Ainsi, même si le filtre bloque le contenu véritablement réservé aux adultes, il ne bloque pas les applications qui dominent le discours actuel sur la sécurité des enfants. Si un adolescent peut contourner le système de notation ou si vous laissez les filtres « Ados » activés, ces applications restent visibles.
Cette distinction est importante car le débat ne porte pas vraiment sur le contenu explicite. Il s’agit de conception addictive et d’engagement algorithmique.
La pression en faveur de la vérification de l’âge suite aux interdictions de plateformes
Les gouvernements du monde entier agissent rapidement. L’Australie et l’Espagne ont décidé d’interdire les réseaux sociaux aux adolescents. Le Royaume-Uni suit la même politique. Ces interdictions visent à créer une responsabilité juridique pour les plateformes au service des mineurs.
Les géants de la technologie s’opposent fermement à ces interdictions. L’argument avancé par des entreprises comme Google est que des interdictions radicales sont impossibles à appliquer. Les enfants trouveront des solutions de contournement. Ou alors ils utiliseront simplement leurs téléphones respectifs.
Au lieu de cela, ils font pression pour des contrôles au niveau des appareils et des méthodes robustes de vérification de l’âge. Android 17 s’appuie entièrement sur cette philosophie. Il fournit aux parents des outils pour gérer l’utilisation, mais fait peser la charge de l’application sur le ménage et non sur l’entreprise.
Pourquoi cette approche peut sembler incomplète
Apple effectue un travail similaire de l’autre côté du jardin clos. Le discours de l’industrie s’éloigne de « supprimer ce contenu » pour se tourner vers « vérifier cet âge ».

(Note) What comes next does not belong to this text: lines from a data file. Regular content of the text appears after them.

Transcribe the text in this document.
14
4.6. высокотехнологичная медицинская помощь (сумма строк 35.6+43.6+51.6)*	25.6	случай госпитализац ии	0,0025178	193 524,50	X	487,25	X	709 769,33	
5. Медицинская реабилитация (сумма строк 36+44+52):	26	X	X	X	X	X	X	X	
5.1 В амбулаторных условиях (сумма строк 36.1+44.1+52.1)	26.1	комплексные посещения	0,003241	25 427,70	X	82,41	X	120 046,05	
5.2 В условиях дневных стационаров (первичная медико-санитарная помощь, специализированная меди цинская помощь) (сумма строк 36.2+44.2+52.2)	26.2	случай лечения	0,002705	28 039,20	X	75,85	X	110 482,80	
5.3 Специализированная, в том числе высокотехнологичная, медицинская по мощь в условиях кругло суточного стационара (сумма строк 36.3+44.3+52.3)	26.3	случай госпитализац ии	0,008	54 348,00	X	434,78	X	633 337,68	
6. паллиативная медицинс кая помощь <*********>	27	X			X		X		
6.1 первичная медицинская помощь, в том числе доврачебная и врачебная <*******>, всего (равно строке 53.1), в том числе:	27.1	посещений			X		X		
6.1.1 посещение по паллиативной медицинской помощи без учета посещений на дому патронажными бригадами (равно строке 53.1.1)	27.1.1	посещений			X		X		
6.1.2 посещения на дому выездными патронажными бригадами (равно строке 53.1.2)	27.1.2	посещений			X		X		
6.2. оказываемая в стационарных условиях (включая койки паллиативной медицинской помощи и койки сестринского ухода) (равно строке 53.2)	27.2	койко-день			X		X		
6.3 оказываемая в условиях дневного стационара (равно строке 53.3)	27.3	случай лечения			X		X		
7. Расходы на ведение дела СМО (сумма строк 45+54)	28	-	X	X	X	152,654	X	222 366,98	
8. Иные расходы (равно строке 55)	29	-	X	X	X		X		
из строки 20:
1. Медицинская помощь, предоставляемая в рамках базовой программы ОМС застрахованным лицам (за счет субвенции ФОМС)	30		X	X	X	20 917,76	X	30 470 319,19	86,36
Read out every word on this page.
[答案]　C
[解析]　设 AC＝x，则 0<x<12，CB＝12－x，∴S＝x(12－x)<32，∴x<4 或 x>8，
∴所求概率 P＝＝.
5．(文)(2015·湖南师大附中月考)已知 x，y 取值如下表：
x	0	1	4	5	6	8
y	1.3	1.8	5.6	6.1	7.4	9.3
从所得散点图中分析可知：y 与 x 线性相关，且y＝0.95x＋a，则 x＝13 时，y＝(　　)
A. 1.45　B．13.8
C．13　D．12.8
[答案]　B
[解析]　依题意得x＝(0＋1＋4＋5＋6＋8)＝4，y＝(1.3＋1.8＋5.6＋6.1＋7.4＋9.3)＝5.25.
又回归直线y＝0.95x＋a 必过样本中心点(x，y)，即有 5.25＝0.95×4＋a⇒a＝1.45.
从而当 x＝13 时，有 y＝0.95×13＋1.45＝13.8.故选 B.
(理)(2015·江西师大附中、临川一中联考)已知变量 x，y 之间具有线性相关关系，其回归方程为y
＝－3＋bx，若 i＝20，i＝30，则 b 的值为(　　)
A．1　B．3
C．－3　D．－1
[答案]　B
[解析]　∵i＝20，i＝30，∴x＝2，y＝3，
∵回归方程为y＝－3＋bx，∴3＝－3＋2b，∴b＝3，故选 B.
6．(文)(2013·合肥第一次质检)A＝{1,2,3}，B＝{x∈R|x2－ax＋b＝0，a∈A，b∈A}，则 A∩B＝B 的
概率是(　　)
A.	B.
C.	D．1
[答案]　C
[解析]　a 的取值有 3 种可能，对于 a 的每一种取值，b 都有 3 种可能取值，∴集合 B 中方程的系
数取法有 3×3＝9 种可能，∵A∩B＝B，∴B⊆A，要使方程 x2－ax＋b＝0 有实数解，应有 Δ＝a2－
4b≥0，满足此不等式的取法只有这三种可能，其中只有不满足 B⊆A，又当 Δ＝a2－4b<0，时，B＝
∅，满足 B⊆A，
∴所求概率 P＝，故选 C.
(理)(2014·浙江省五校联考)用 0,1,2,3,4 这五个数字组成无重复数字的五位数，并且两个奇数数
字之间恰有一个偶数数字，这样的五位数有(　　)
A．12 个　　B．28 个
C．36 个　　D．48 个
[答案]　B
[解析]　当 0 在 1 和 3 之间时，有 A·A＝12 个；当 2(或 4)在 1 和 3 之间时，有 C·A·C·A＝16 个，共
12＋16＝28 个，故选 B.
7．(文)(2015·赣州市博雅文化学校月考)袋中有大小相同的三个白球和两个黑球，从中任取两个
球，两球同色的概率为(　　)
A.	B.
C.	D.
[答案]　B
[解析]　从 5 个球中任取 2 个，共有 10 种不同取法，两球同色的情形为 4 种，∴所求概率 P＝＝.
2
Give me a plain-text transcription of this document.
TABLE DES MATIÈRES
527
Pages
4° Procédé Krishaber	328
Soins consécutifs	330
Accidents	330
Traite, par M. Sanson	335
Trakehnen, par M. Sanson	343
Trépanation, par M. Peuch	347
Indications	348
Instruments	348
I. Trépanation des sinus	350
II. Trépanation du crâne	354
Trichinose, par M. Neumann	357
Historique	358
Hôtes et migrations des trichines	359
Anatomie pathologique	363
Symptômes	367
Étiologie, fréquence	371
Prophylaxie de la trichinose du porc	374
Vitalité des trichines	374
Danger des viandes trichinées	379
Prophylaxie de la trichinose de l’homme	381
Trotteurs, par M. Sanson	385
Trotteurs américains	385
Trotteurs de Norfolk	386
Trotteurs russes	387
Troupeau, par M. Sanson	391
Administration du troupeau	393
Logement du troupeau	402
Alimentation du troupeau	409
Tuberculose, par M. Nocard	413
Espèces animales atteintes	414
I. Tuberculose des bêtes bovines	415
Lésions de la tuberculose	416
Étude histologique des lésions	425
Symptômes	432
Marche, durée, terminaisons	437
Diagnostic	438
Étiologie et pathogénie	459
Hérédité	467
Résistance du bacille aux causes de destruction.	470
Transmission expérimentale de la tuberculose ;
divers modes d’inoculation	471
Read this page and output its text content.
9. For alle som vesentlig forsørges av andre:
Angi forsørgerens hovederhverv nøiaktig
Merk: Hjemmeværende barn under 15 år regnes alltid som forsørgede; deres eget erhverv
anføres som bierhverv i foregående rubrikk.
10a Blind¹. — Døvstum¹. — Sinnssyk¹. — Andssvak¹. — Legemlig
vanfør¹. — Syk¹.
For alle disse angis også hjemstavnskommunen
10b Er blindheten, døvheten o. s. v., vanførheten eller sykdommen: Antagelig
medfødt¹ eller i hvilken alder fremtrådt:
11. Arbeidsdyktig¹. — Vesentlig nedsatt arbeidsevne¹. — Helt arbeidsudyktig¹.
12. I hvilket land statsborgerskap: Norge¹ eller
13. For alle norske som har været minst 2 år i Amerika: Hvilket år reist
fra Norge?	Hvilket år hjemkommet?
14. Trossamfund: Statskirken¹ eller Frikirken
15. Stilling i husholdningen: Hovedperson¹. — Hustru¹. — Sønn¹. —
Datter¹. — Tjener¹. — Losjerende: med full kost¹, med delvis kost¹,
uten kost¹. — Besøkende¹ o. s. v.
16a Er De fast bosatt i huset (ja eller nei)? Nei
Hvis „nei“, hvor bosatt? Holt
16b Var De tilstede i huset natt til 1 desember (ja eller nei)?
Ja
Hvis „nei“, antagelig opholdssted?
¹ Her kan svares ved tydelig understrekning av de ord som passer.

Mais il y a ici une lacune logique. Si Instagram crée une dépendance chez les adolescents (comme les tribunaux américains l’ont récemment constaté), le simple fait de placer un bouton de contrôle parental derrière un écran ne supprime pas les crochets psychologiques conçus pour garder les yeux sur l’écran.
Les experts plaident en faveur d’une vérification de l’âge. D’autres soutiennent qu’il s’agit d’un cauchemar en matière de confidentialité qui expose les enfants à davantage de collecte de données. Entre les deux, les parents reçoivent des widgets qu’ils pourraient oublier d’allumer ou mal comprendre.
Est-il vraiment préférable de gérer le temps d’écran via les paramètres plutôt que de modifier le fonctionnement des applications pour les comptes de moins de 18 ans ? Peut-être pas. Mais c’est ce qui se passe. Google a remis les clés. La façon dont vous conduisez la voiture dépend de vous.